1871 |
11 octobre 1871
Alfred de Falloux à Pauline de Castellane
11 octobre 1871
Chère Madame,
Nous apprenons tous avec grand chagrin, y compris Mme de Nétumières1, les cruelles souffrances de Bertou, et nous nous plaisons à espérer, du moins qu'elles auront cessé quand notre vive condoléance lui arrivera. Nous sommes dans un lieu aussi paisible que magnifique ; les grandes proportions, les grosses murailles de granit sont d'un excellent régime pour la névralgie, et en y ajoutant la polynia, dont je n'use plus que très rarement, depuis le tour qu'elle m'a joué l'année dernière, je suis parvenu à me tenir sur mes jambes ces deux jours-ci. Demain, nous nous remettons en route, Marie et Loyde pur Ste Anne, moi pour Rennes, où j'ai quelques affaires ; tout est combiné pour rentrer au Bourg d'Iré samedi si le bon Dieu ne nous envoie pas d'obstacle imprévu. Je n'ai encore aucune nouvelle des élections2 de Maine-et-Loire. Dans l'Ille-et-Vilaine, les bonnes l'emportent beaucoup sur les mauvaises ; à Rennes même, deux très bons conservateurs sont nommés et un seul radical, mais les deux gendres3 de Mme de Nétumières sont à peu près hors de combat. L'un est remis au ballottage pour dimanche prochain, et l'autre, sans que nous en soyons absolument sûrs, a perdu la partie d'une centaine de voix. Dans ces deux cantons, la lutte n'était que entre deux bons choix4, la défaite n'a par conséquent aucun inconvénient politique. Quant à l'ensemble de la lutte, il s'est fait partout sur le drapeau blanc et le drapeau tricolore ; les proclamations des candidats opposants étaient imprimées sur des affiches tricolores, placardées en profusion.

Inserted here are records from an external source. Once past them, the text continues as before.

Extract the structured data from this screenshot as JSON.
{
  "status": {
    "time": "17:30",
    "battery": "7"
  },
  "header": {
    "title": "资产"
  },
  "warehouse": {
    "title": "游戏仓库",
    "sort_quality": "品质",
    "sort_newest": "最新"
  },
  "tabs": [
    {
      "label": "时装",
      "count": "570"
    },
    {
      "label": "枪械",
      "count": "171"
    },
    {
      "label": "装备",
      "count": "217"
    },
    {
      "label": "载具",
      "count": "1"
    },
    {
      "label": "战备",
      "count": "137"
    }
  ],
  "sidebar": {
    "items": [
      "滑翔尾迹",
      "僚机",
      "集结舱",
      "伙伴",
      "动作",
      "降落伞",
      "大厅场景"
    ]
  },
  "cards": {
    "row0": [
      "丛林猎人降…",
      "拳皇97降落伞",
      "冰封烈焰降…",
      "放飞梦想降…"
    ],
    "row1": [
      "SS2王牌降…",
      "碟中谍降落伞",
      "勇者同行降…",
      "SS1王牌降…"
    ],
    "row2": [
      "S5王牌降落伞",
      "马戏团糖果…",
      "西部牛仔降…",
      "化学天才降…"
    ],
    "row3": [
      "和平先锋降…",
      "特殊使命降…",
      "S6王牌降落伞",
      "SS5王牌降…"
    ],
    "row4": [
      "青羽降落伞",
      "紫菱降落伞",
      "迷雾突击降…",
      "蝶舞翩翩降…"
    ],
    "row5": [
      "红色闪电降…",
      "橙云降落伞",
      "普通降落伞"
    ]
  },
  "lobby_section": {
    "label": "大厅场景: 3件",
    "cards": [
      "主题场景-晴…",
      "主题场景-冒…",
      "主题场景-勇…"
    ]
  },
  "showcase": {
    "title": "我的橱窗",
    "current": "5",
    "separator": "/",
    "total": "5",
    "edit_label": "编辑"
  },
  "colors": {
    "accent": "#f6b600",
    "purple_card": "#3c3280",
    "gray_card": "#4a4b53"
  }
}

Je suis bien charmé des bonnes nouvelles du Cantal5, et j'attends avec impatience celles de Touraine, car il est toujours bien important dans ces temps-ci, de savoir par qui l'on est entouré. Une lettre de Henri d'Armaillé6 me dit que Fitz-James7 a beaucoup désiré la candidature au Lion d’Angers, à la place de M. d'Andigné8 qui n'avait manqué l'élection que de quelques voix, il y a trois ans, mais n'a point accueilli son désir, et on lui a préféré un tout jeune Léonce de Terves9, ce qui lui cause de nouveau irritation et chagrin.

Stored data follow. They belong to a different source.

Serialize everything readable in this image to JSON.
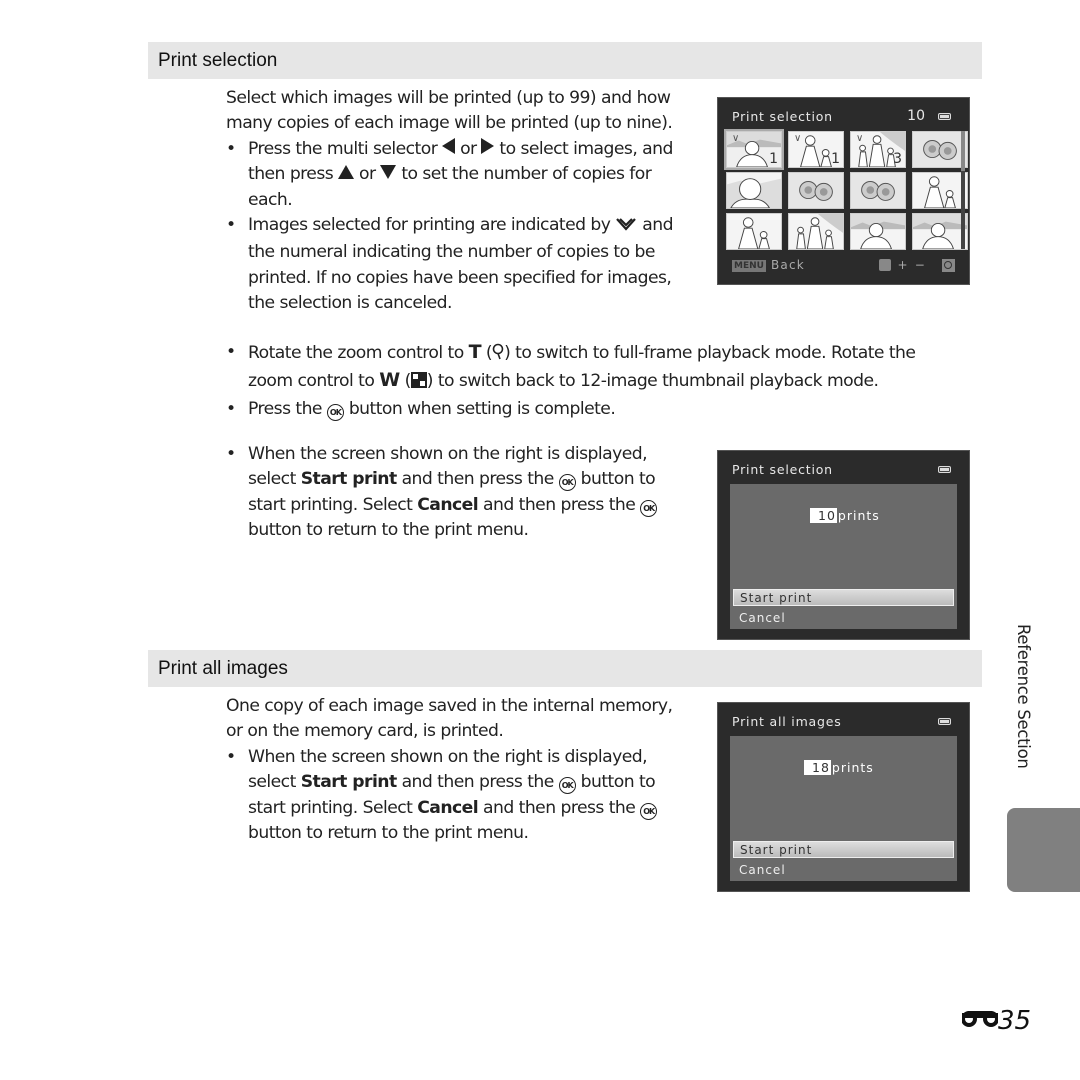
{
  "sections": [
    {
      "header": "Print selection",
      "intro": "Select which images will be printed (up to 99) and how many copies of each image will be printed (up to nine).",
      "bullets": {
        "b1_a": "Press the multi selector",
        "b1_or1": "or",
        "b1_b": "to select images, and then press",
        "b1_or2": "or",
        "b1_c": "to set the number of copies for each.",
        "b2_a": "Images selected for printing are indicated by",
        "b2_b": "and the numeral indicating the number of copies to be printed. If no copies have been specified for images, the selection is canceled.",
        "b3_a": "Rotate the zoom control to",
        "b3_T": "T",
        "b3_b": "to switch to full-frame playback mode. Rotate the zoom control to",
        "b3_W": "W",
        "b3_c": "to switch back to 12-image thumbnail playback mode.",
        "b4_a": "Press the",
        "b4_b": "button when setting is complete.",
        "b5_a": "When the screen shown on the right is displayed, select",
        "b5_start": "Start print",
        "b5_b": "and then press the",
        "b5_c": "button to start printing. Select",
        "b5_cancel": "Cancel",
        "b5_d": "and then press the",
        "b5_e": "button to return to the print menu."
      }
    },
    {
      "header": "Print all images",
      "intro": "One copy of each image saved in the internal memory, or on the memory card, is printed.",
      "bullets": {
        "b1_a": "When the screen shown on the right is displayed, select",
        "b1_start": "Start print",
        "b1_b": "and then press the",
        "b1_c": "button to start printing. Select",
        "b1_cancel": "Cancel",
        "b1_d": "and then press the",
        "b1_e": "button to return to the print menu."
      }
    }
  ],
  "ok_label": "OK",
  "screens": {
    "thumbnail": {
      "title": "Print selection",
      "count": "10",
      "back_badge": "MENU",
      "back_label": "Back",
      "plus": "+",
      "minus": "−",
      "thumbs": [
        {
          "subject": "portrait",
          "selected": true,
          "checked": true,
          "copies": "1"
        },
        {
          "subject": "mother-child",
          "selected": false,
          "checked": true,
          "copies": "1"
        },
        {
          "subject": "family",
          "selected": false,
          "checked": true,
          "copies": "3"
        },
        {
          "subject": "flowers",
          "selected": false,
          "checked": false,
          "copies": ""
        },
        {
          "subject": "face",
          "selected": false,
          "checked": false,
          "copies": ""
        },
        {
          "subject": "flowers",
          "selected": false,
          "checked": false,
          "copies": ""
        },
        {
          "subject": "flowers",
          "selected": false,
          "checked": false,
          "copies": ""
        },
        {
          "subject": "mother-child",
          "selected": false,
          "checked": false,
          "copies": ""
        },
        {
          "subject": "mother-child",
          "selected": false,
          "checked": false,
          "copies": ""
        },
        {
          "subject": "family",
          "selected": false,
          "checked": false,
          "copies": ""
        },
        {
          "subject": "portrait",
          "selected": false,
          "checked": false,
          "copies": ""
        },
        {
          "subject": "portrait",
          "selected": false,
          "checked": false,
          "copies": ""
        }
      ]
    },
    "confirm_selection": {
      "title": "Print selection",
      "prints_count": "10",
      "prints_label": "prints",
      "options": [
        "Start print",
        "Cancel"
      ],
      "selected_option": "Start print"
    },
    "confirm_all": {
      "title": "Print all images",
      "prints_count": "18",
      "prints_label": "prints",
      "options": [
        "Start print",
        "Cancel"
      ],
      "selected_option": "Start print"
    }
  },
  "side_tab": "Reference Section",
  "page_number": "35",
  "page_prefix_icon": "reference-section-icon"
}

Je ne vous dis rien, chère Madame, de la politique générale puisque, hélas ! Il <six> ne subit d'autres modifications que celles imposées par la mort subite. Cela fera-t-il réfléchir M. Thiers, et choisira-t-il le successeur de M. Lambrecht10 en songeant que lui-même n'est qu'un mortel ?

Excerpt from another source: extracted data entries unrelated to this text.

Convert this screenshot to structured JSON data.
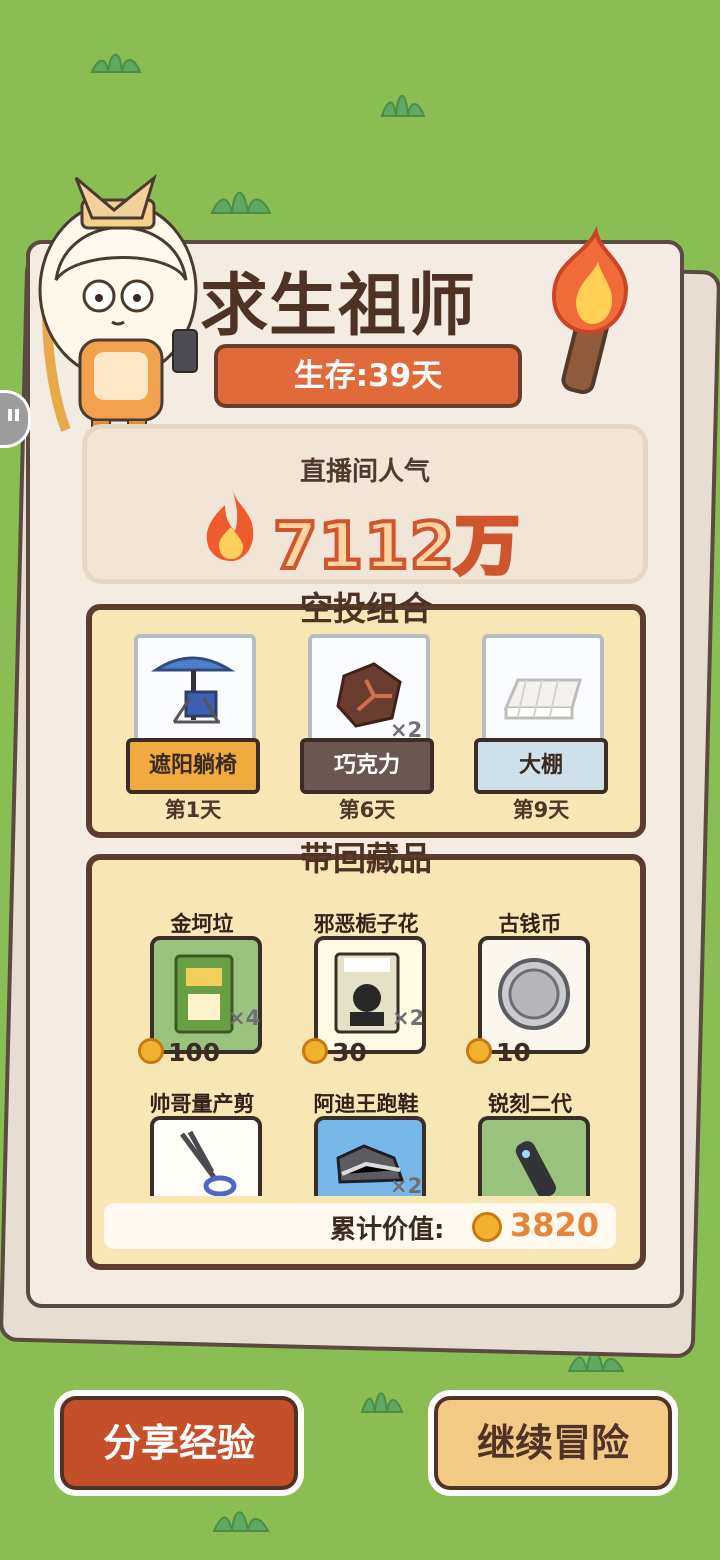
{
  "title": "求生祖师",
  "survival_days": "生存:39天",
  "popularity": {
    "label": "直播间人气",
    "value": "7112万"
  },
  "airdrop": {
    "title": "空投组合",
    "items": [
      {
        "label": "遮阳躺椅",
        "day": "第1天",
        "qty": ""
      },
      {
        "label": "巧克力",
        "day": "第6天",
        "qty": "×2"
      },
      {
        "label": "大棚",
        "day": "第9天",
        "qty": ""
      }
    ]
  },
  "collection": {
    "title": "带回藏品",
    "items": [
      {
        "name": "金坷垃",
        "value": "100",
        "qty": "×4",
        "icon": "bag-icon"
      },
      {
        "name": "邪恶栀子花",
        "value": "30",
        "qty": "×2",
        "icon": "book-icon"
      },
      {
        "name": "古钱币",
        "value": "10",
        "qty": "",
        "icon": "coin-icon"
      },
      {
        "name": "帅哥量产剪",
        "value": "",
        "qty": "",
        "icon": "scissors-icon"
      },
      {
        "name": "阿迪王跑鞋",
        "value": "",
        "qty": "×2",
        "icon": "shoe-icon"
      },
      {
        "name": "锐刻二代",
        "value": "",
        "qty": "",
        "icon": "vape-icon"
      }
    ],
    "total_label": "累计价值:",
    "total_value": "3820"
  },
  "buttons": {
    "share": "分享经验",
    "continue": "继续冒险"
  },
  "colors": {
    "background": "#8bbd55",
    "paper": "#f4ece2",
    "accent_orange": "#e06a3a",
    "brown_border": "#5a3d2d",
    "cream_panel": "#f6e7b4"
  }
}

Je vais écrire à l'évêque d'Orléans dans le sens que vous m'indiquez. Une grande et belle maison que j'avais espérée à Angers, n'est pas disponible, mais nous avons plusieurs amis qui veulent bien se mettre en nouvelle recherche. En attendant, je travaille, aussi activement que je le puis, aux dernières petites modifications de Mme Swetchine, pour être absolument prêt à la correction des épreuves dans les termes exigés par M. Glorian. Bertou a-t-il une réponse de M. Nicolas11? A-t-il pu retravailler le chapitre Lacordaire12. Veuillez prononcer mon nom à la Princesse Czartoriska13, et aussi à Mme de La Ferté14, quand vous lui écrirez. Mme de Caradeuc15, Marie et Loyde sont arrivées ici bien fatiguées ; leur séjour ici leur fait plaisir et [mot illisible].
Au revoir tout prochain, chère Madame.